ONE_TO_ONE over a stream is itemized. Aggregate await shapes materialize input and/or output units in the current runtime:

Config keyDefaultApplies to
pipeline.orchestrator.await-aggregate-max-input-items10000materialized input units for MANY_TO_ONE and MANY_TO_MANY await steps
pipeline.orchestrator.await-aggregate-max-output-items10000materialized output units for ONE_TO_MANY and MANY_TO_MANY await steps

Do not use unbounded aggregate await payloads. If replay of a materialized output unit fails halfway through downstream execution, TPF restarts that output unit as a whole.

Await Versus Checkpoint Handoff ​

Await and checkpoint handoff both cross a process boundary, but they assign ownership differently.
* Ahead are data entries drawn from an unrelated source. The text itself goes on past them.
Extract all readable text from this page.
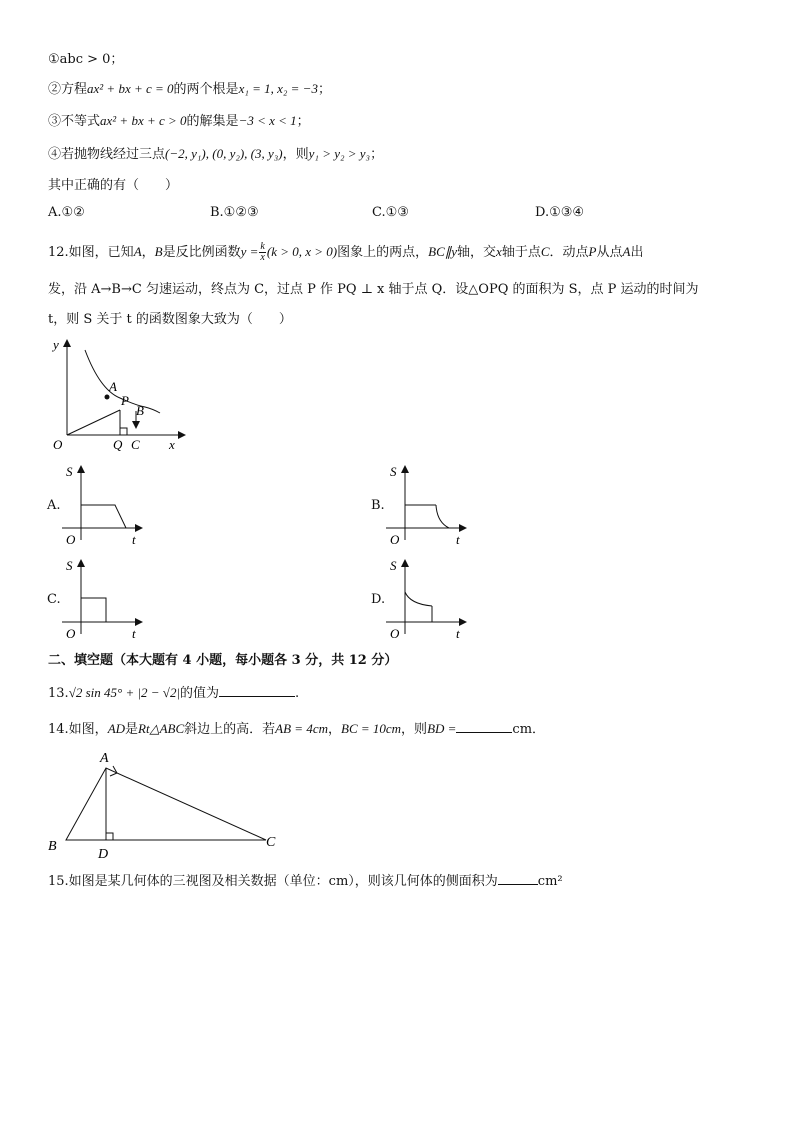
①abc > 0；
②方程ax² + bx + c = 0的两个根是x₁ = 1, x₂ = −3；
③不等式ax² + bx + c > 0的解集是−3 < x < 1；
④若抛物线经过三点(−2, y₁), (0, y₂), (3, y₃)，则y₁ > y₂ > y₃；
其中正确的有（　　）
A.①②	B.①②③	C.①③	D.①③④
12.如图，已知A，B是反比例函数$y = \frac{k}{x} (k > 0$, x > 0)图象上的两点，BC∥y轴，交x轴于点C．动点P从点A出
发，沿 A→B→C 匀速运动，终点为 C，过点 P 作 PQ ⊥ x 轴于点 Q．设△OPQ 的面积为 S，点 P 运动的时间为
t，则 S 关于 t 的函数图象大致为（　　）
y
x
O
A
P
B
Q C
A.
S
O	t
B.
S
O	t
C.
S
O	t
D.
S
O	t
二、填空题（本大题有 4 小题，每小题各 3 分，共 12 分）
13.√2 sin 45° + |2 − √2|的值为	.
14.如图，AD是Rt△ABC斜边上的高．若AB = 4cm，BC = 10cm，则BD =	cm．
A
B	C
D
15.如图是某几何体的三视图及相关数据（单位：cm），则该几何体的侧面积为	cm²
ConcernAwaitCheckpoint handoff
Execution ownershipone execution parks and later resumesone pipeline publishes and another pipeline admits independent work
Boundarymid-pipeline external waitterminal or named publication boundary
Completioncorrelated interaction completiondownstream checkpoint admission
Retry and DLQowning execution remains responsibledownstream orchestrator owns retry and DLQ after admission
Use whenthe external result belongs to the same business flowanother pipeline should own the next lifecycle

Use await for human approvals, webhook callbacks, and brokered provider decisions that must resume the same execution. Use checkpoint handoff when the receiving workflow has separate ownership, scaling, or operational responsibility.